Tuesday, January 18, 2011

The Entanglements of World Trade

After reading Chapter 13 in Worlds Together, Worlds Apart, do you think you could answer an essay-type question on how the introduction of massive quantities of specie (mostly silver) into the global economy brought about widespread transformations?

A real de a ocho (or Spanish piece of eight) from the mid 16th century. 

A taler from 1547 in the Holy Roman Empire, Maurice of Saxony (from the Money Museum)

We are going to spend a bit of time talking about the slave trade and its enormous ramifications for both the Americas, Africa, and Europe.

Elmina Slave Castle, present day Ghana - built by the Portuguese in 1482, taken over by the Dutch in 1642 

A replica of an early matchlock trade musket.

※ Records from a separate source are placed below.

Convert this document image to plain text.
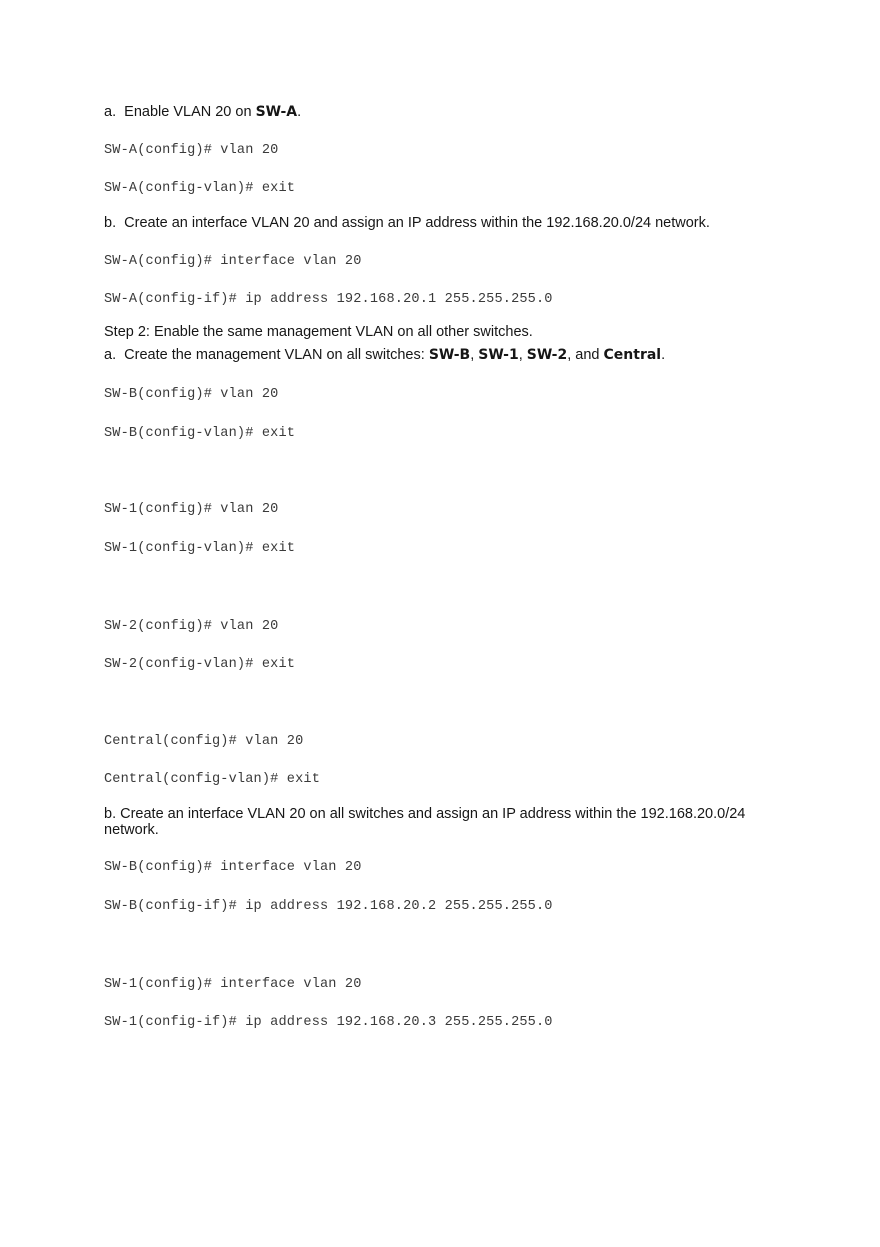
a.  Enable VLAN 20 on SW-A.
SW-A(config)# vlan 20
SW-A(config-vlan)# exit
b.  Create an interface VLAN 20 and assign an IP address within the 192.168.20.0/24 network.
SW-A(config)# interface vlan 20
SW-A(config-if)# ip address 192.168.20.1 255.255.255.0
Step 2: Enable the same management VLAN on all other switches.
a.  Create the management VLAN on all switches: SW-B, SW-1, SW-2, and Central.
SW-B(config)# vlan 20
SW-B(config-vlan)# exit
SW-1(config)# vlan 20
SW-1(config-vlan)# exit
SW-2(config)# vlan 20
SW-2(config-vlan)# exit
Central(config)# vlan 20
Central(config-vlan)# exit
b. Create an interface VLAN 20 on all switches and assign an IP address within the 192.168.20.0/24 network.
SW-B(config)# interface vlan 20
SW-B(config-if)# ip address 192.168.20.2 255.255.255.0
SW-1(config)# interface vlan 20
SW-1(config-if)# ip address 192.168.20.3 255.255.255.0
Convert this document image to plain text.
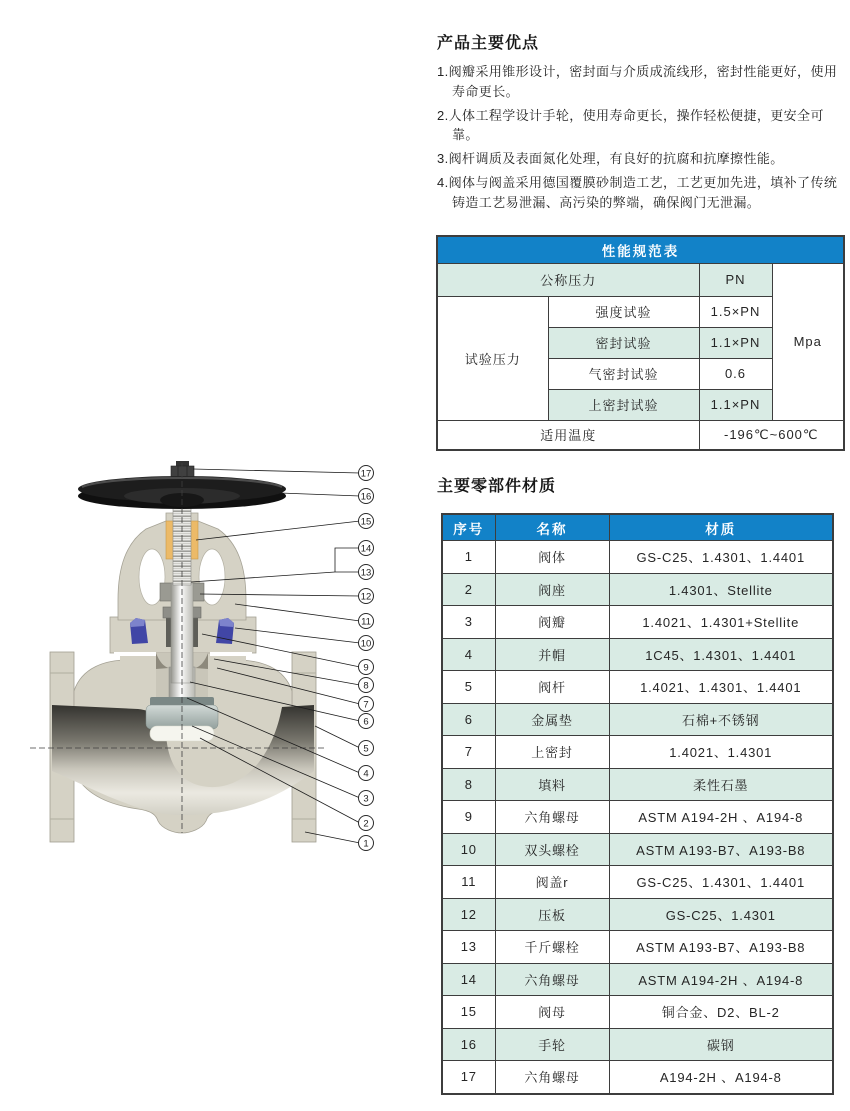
产品主要优点

1.阀瓣采用锥形设计，密封面与介质成流线形，密封性能更好，使用寿命更长。

2.人体工程学设计手轮，使用寿命更长，操作轻松便捷，更安全可靠。

3.阀杆调质及表面氮化处理，有良好的抗腐和抗摩擦性能。

4.阀体与阀盖采用德国覆膜砂制造工艺，工艺更加先进，填补了传统铸造工艺易泄漏、高污染的弊端，确保阀门无泄漏。

性能规范表			
公称压力		PN	Mpa
试验压力	强度试验	1.5×PN	
	密封试验	1.1×PN	
	气密封试验	0.6	
	上密封试验	1.1×PN	
适用温度		-196℃~600℃	
主要零部件材质
序号	名称	材质
1	阀体	GS-C25、1.4301、1.4401
2	阀座	1.4301、Stellite
3	阀瓣	1.4021、1.4301+Stellite
4	并帽	1C45、1.4301、1.4401
5	阀杆	1.4021、1.4301、1.4401
6	金属垫	石棉+不锈钢
7	上密封	1.4021、1.4301
8	填料	柔性石墨
9	六角螺母	ASTM A194-2H 、A194-8
10	双头螺栓	ASTM A193-B7、A193-B8
11	阀盖r	GS-C25、1.4301、1.4401
12	压板	GS-C25、1.4301
13	千斤螺栓	ASTM A193-B7、A193-B8
14	六角螺母	ASTM A194-2H 、A194-8
15	阀母	铜合金、D2、BL-2
16	手轮	碳钢
17	六角螺母	A194-2H 、A194-8
17
16
15
14
13
12
11
10
9
8
7
6
5
4
3
2
1
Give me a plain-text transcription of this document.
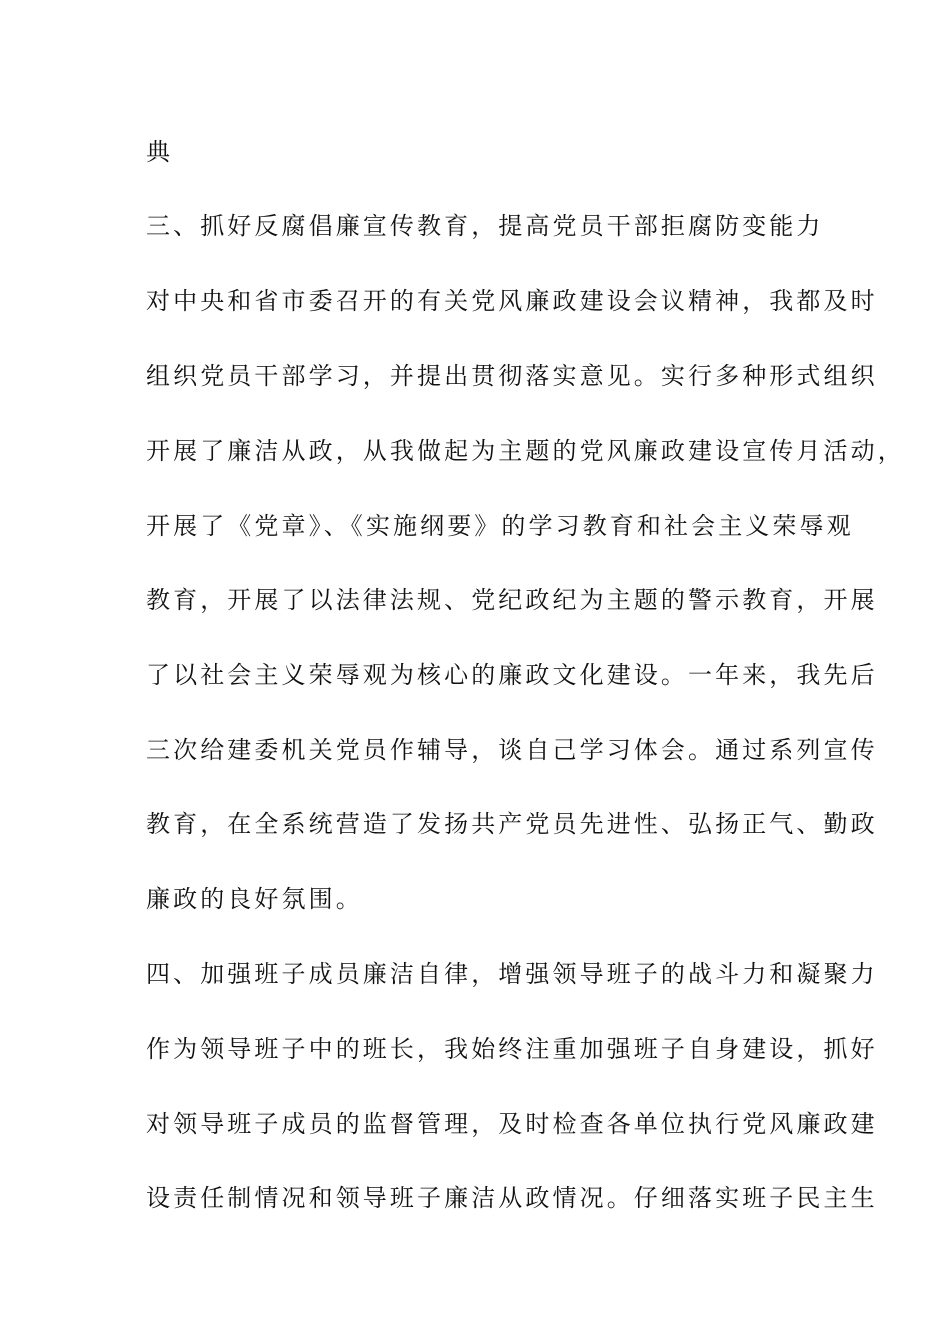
典
三、抓好反腐倡廉宣传教育，提高党员干部拒腐防变能力
对中央和省市委召开的有关党风廉政建设会议精神，我都及时
组织党员干部学习，并提出贯彻落实意见。实行多种形式组织
开展了廉洁从政，从我做起为主题的党风廉政建设宣传月活动，
开展了《党章》、《实施纲要》的学习教育和社会主义荣辱观
教育，开展了以法律法规、党纪政纪为主题的警示教育，开展
了以社会主义荣辱观为核心的廉政文化建设。一年来，我先后
三次给建委机关党员作辅导，谈自己学习体会。通过系列宣传
教育，在全系统营造了发扬共产党员先进性、弘扬正气、勤政
廉政的良好氛围。
四、加强班子成员廉洁自律，增强领导班子的战斗力和凝聚力
作为领导班子中的班长，我始终注重加强班子自身建设，抓好
对领导班子成员的监督管理，及时检查各单位执行党风廉政建
设责任制情况和领导班子廉洁从政情况。仔细落实班子民主生
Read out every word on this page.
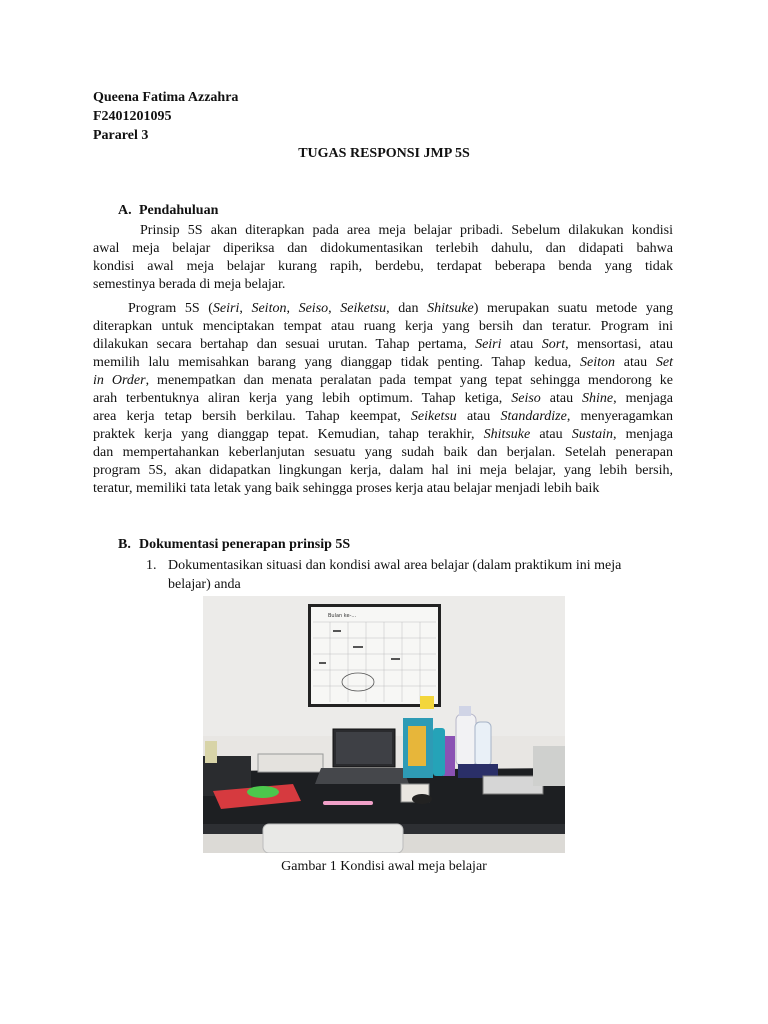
Queena Fatima Azzahra
F2401201095
Pararel 3
TUGAS RESPONSI JMP 5S
A. Pendahuluan
Prinsip 5S akan diterapkan pada area meja belajar pribadi. Sebelum dilakukan kondisi
awal meja belajar diperiksa dan didokumentasikan terlebih dahulu, dan didapati bahwa
kondisi awal meja belajar kurang rapih, berdebu, terdapat beberapa benda yang tidak
semestinya berada di meja belajar.
Program 5S (Seiri, Seiton, Seiso, Seiketsu, dan Shitsuke) merupakan suatu metode yang
diterapkan untuk menciptakan tempat atau ruang kerja yang bersih dan teratur. Program ini
dilakukan secara bertahap dan sesuai urutan. Tahap pertama, Seiri atau Sort, mensortasi, atau
memilih lalu memisahkan barang yang dianggap tidak penting. Tahap kedua, Seiton atau Set
in Order, menempatkan dan menata peralatan pada tempat yang tepat sehingga mendorong ke
arah terbentuknya aliran kerja yang lebih optimum. Tahap ketiga, Seiso atau Shine, menjaga
area kerja tetap bersih berkilau. Tahap keempat, Seiketsu atau Standardize, menyeragamkan
praktek kerja yang dianggap tepat. Kemudian, tahap terakhir, Shitsuke atau Sustain, menjaga
dan mempertahankan keberlanjutan sesuatu yang sudah baik dan berjalan. Setelah penerapan
program 5S, akan didapatkan lingkungan kerja, dalam hal ini meja belajar, yang lebih bersih,
teratur, memiliki tata letak yang baik sehingga proses kerja atau belajar menjadi lebih baik
B. Dokumentasi penerapan prinsip 5S
1. Dokumentasikan situasi dan kondisi awal area belajar (dalam praktikum ini meja
belajar) anda
Bulan ke-...
Gambar 1 Kondisi awal meja belajar
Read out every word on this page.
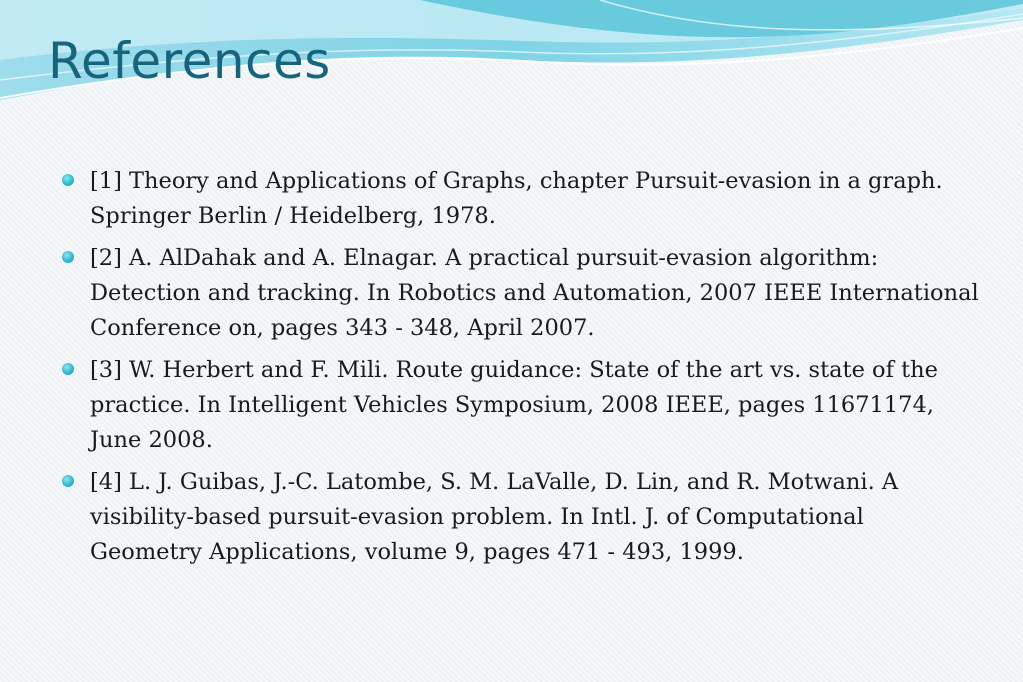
References
[1] Theory and Applications of Graphs, chapter Pursuit-evasion in a graph. Springer Berlin / Heidelberg, 1978.
[2] A. AlDahak and A. Elnagar. A practical pursuit-evasion algorithm: Detection and tracking. In Robotics and Automation, 2007 IEEE International Conference on, pages 343 - 348, April 2007.
[3] W. Herbert and F. Mili. Route guidance: State of the art vs. state of the practice. In Intelligent Vehicles Symposium, 2008 IEEE, pages 11671174, June 2008.
[4] L. J. Guibas, J.-C. Latombe, S. M. LaValle, D. Lin, and R. Motwani. A visibility-based pursuit-evasion problem. In Intl. J. of Computational Geometry Applications, volume 9, pages 471 - 493, 1999.
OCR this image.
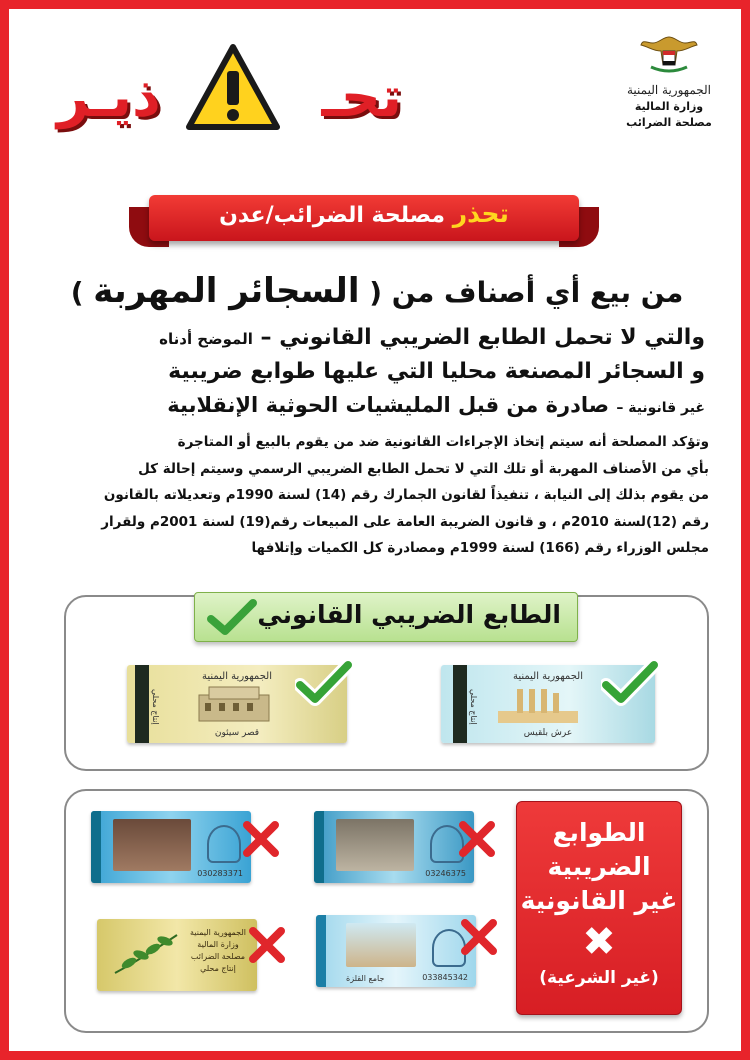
ذيـر	تحـ	الجمهورية اليمنية
وزارة المالية
مصلحة الضرائب
تحذر مصلحة الضرائب/عدن
من بيع أي أصناف من ( السجائر المهربة )
والتي لا تحمل الطابع الضريبي القانوني – الموضح أدناه
و السجائر المصنعة محليا التي عليها طوابع ضريبية
غير قانونية – صادرة من قبل المليشيات الحوثية الإنقلابية

وتؤكد المصلحة أنه سيتم إتخاذ الإجراءات القانونية ضد من يقوم بالبيع أو المتاجرة

بأي من الأصناف المهربة أو تلك التي لا تحمل الطابع الضريبي الرسمي وسيتم إحالة كل

من يقوم بذلك إلى النيابة ، تنفيذاً لقانون الجمارك رقم (14) لسنة 1990م وتعديلاته بالقانون

رقم (12)لسنة 2010م ، و قانون الضريبة العامة على المبيعات رقم(19) لسنة 2001م ولقرار

مجلس الوزراء رقم (166) لسنة 1999م ومصادرة كل الكميات وإتلافها

الطابع الضريبي القانوني
الجمهورية اليمنية
قصر سيئون
إنتاج محلي
الجمهورية اليمنية
عرش بلقيس
إنتاج محلي
الطوابع
الضريبية
غير القانونية
✖
(غير الشرعية)
030283371	03246375
الجمهورية اليمنية وزارة المالية مصلحة الضرائب إنتاج محلي
جامع القلزة	033845342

Lastly, we are going to take a look at the European peasantry and how they played a role in the course of events during the upheavals of the seventeenth century. In this regard, we will be considering the armies of the 30 Years War and why they were different from what came before and the system of Enclosure in England. How did both of these things change the relationship between the elite and poor of Europe?

A map of the manor of Digswell, Herfordshire, England about 1599.  From Hertsmemories.org.uk

Some themes and terms from your textbook Chapter 13 reading that you should know:

South Sea Bubble
Oyo and Asante
Korpulu Reforms
Canton System
Time of Troubles
30 Years War
Glorious Revolution

What pressures did the Ottoman Empire face in the sixteenth and seventeenth centuries, and how did these pressures and effects resemble those witnessed in the Mughal Empire?

In what way did the Tokugawa Japanese and the Qing Chinese take a similar approach to international trade? What was the fundamental difference between the two?